Também a alteração da Lei das Finanças Locais com o objetivo de criar um sistema de incentivos e desincentivos dirigido aos municípios nos parece muito importante ter em conta na concretização desta medida. Será fundamental que esta medida esteja concluída até ao ano de 2027.
Indicadores: A ZERO e o CPSA consideram que a meta estabelecida para 2030 é demasiado tardia face à urgência dos impactos do ruído ambiente na saúde pública, pelo que recomenda a antecipação do prazo para a implementação das medidas para 2028.
Deve haver medidas de proteção especial para os trabalhadores mais expostos ao ruído, reforçando a legislação atualmente em vigor relativa às prescrições mínimas de segurança e saúde no trabalho. Embora o Decreto-Lei n.º 182/2006, que transpõe a Diretiva 2003/10/CE, estabeleça limites e obrigações para a proteção dos trabalhadores, torna-se necessário garantir uma proteção acrescida considerando os valores limite do RGR.
Relativamente ao objetivo O3.2, a ZERO e o CPSA concordam com o seu conteúdo e com as medidas propostas. No entanto, alerta para a necessidade de reforçar os recursos humanos, através da contratação de técnicos qualificados na área do ruído ambiente, para que estas medidas possam ser efetivamente implementadas. Este reforço deve abranger as câmaras municipais, a APA, as CCDR, a Direção-Geral do Território e as Comunidades Intermunicipais (CIM).

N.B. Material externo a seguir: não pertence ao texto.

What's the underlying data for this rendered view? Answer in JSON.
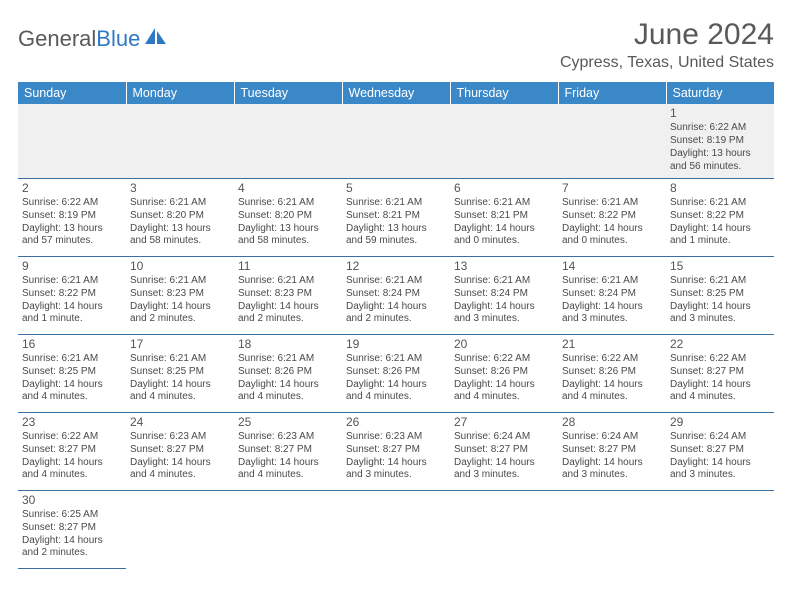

Relativamente a esta medida, a ZERO e o CPSA consideram que deve ter como objetivo aprofundar o conhecimento que já existe e não servir de desculpa para não aplicar o princípio do poluidor pagador ou protelar a introdução nos planos de gestão e redução de ruído de informação relativa aos impactos do ruído na saúde humana e aos seus custos económicos. Não deve também ser utilizada para impedir a aplicação de taxas de ruído.
Em particular, no que respeita ao objetivo operacional 4.2, as organizações consideram que seria relevante identificar quais os equipamentos mais críticos do ponto de vista da emissão de ruído e privilegiar a integração da certificação acústica nos mesmos, com um sistema de cores, no âmbito do processo de certificação energética.
Adicionalmente, defende-se que a avaliação e certificação acústica sejam igualmente aplicadas aos veículos, tendo em conta que o tráfego rodoviário continua a ser uma das principais fontes de ruído ambiente.
A ZERO e o CPSA consideram extremamente importante este objetivo operacional e sugere que se caminhe para a adopção de incentivos económicos à adopção de soluções tecnológicas e produtos com melhor desempenho acústico.